KLP menyatakan bahwa mereka telah berkomunikasi langsung dengan kedua perusahaan sebelum mengambil keputusan divestasi. Dalam korespondensi tersebut, Oshkosh mengakui bahwa mereka masih memasok kendaraan militer dan suku cadang yang digunakan oleh Israel. 
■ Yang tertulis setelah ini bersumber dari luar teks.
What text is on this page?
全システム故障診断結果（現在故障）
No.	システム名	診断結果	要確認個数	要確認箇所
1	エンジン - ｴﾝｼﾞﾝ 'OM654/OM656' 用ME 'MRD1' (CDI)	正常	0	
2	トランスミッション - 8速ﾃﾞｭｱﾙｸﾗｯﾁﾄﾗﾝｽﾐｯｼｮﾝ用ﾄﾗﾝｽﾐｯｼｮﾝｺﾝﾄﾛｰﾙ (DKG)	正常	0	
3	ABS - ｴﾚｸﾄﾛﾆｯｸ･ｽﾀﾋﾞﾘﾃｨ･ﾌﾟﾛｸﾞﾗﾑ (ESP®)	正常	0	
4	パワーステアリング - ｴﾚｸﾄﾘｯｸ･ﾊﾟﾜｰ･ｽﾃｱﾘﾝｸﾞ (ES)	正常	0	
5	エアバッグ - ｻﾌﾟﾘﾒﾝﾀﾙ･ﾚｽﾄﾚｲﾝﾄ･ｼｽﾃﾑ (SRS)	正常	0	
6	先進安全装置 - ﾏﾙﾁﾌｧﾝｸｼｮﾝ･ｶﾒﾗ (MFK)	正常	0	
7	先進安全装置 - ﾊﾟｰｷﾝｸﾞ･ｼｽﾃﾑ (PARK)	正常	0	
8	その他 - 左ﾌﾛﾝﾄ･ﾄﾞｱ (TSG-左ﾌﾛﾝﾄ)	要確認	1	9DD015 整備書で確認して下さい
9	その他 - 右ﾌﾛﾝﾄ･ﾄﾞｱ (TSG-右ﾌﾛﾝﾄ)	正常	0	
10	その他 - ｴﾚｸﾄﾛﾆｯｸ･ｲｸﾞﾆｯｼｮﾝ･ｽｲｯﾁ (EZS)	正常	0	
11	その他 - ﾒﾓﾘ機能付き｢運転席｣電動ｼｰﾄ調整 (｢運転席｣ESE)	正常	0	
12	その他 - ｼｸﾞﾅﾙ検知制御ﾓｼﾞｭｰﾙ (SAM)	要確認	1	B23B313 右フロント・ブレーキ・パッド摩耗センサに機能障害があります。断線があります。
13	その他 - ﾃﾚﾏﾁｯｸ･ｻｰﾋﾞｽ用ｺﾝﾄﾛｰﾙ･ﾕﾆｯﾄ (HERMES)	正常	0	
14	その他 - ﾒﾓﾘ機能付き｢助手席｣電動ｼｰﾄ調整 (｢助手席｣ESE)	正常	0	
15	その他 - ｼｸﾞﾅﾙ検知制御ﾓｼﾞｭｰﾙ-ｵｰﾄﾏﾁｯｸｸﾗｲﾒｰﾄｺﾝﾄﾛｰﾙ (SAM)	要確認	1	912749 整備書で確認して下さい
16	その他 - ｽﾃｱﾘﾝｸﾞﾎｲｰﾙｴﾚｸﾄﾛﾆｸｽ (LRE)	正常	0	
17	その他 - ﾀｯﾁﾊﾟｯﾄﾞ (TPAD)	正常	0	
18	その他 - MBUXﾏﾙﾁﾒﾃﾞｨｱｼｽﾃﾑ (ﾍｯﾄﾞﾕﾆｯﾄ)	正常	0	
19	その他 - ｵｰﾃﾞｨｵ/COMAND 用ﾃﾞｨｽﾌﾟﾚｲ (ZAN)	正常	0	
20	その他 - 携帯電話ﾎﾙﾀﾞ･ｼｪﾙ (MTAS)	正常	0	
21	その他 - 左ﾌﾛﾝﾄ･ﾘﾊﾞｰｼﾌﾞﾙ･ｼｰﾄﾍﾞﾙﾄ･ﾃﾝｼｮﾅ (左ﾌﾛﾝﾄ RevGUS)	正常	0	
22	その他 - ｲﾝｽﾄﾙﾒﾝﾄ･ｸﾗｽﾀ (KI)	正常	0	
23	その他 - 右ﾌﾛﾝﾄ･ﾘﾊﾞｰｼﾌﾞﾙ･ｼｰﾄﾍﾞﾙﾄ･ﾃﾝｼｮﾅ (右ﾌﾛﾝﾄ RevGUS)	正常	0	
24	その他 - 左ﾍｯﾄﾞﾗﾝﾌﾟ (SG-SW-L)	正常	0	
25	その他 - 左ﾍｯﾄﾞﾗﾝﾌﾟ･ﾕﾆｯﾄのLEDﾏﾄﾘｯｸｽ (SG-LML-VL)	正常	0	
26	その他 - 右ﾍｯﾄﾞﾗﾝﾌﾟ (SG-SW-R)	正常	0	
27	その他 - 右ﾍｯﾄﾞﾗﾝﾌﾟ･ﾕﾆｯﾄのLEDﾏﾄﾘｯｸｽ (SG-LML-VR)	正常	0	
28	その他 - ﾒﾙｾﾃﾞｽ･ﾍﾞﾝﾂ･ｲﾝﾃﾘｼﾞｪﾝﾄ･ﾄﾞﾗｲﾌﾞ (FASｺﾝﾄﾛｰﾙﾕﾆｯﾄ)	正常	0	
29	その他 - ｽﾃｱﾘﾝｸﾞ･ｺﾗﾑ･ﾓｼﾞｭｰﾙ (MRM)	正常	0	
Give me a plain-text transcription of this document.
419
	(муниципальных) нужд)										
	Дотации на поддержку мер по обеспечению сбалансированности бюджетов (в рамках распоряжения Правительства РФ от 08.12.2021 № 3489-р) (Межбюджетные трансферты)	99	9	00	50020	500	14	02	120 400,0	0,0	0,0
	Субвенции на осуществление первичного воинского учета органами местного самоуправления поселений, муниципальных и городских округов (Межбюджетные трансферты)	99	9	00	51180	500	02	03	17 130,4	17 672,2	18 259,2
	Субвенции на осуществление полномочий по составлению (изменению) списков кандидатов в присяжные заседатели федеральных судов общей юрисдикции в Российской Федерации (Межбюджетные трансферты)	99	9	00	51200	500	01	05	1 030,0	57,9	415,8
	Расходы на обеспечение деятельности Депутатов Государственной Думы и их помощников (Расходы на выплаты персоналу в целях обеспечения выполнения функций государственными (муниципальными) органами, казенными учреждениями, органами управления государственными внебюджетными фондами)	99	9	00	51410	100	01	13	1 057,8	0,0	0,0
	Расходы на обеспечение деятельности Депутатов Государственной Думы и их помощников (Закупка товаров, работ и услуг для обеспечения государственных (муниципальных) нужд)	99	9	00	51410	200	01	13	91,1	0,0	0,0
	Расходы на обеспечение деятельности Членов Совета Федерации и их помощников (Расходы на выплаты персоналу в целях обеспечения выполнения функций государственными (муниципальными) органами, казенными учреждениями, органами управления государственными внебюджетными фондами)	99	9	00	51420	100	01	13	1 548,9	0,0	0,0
Sementara itu, ThyssenKrupp memiliki kontrak jangka panjang dengan militer Israel, termasuk pengiriman empat kapal perang jenis Sa'ar 6 antara 2020 hingga 2021 dan rencana pengiriman kapal selam tambahan pada akhir 2024.

Namun, ketika diminta menyampaikan dokumen uji kelayakan atau due diligence yang membuktikan bahwa produk-produk tersebut tidak digunakan dalam pelanggaran hukum humaniter internasional, kedua perusahaan dinyatakan gagal memenuhi permintaan tersebut.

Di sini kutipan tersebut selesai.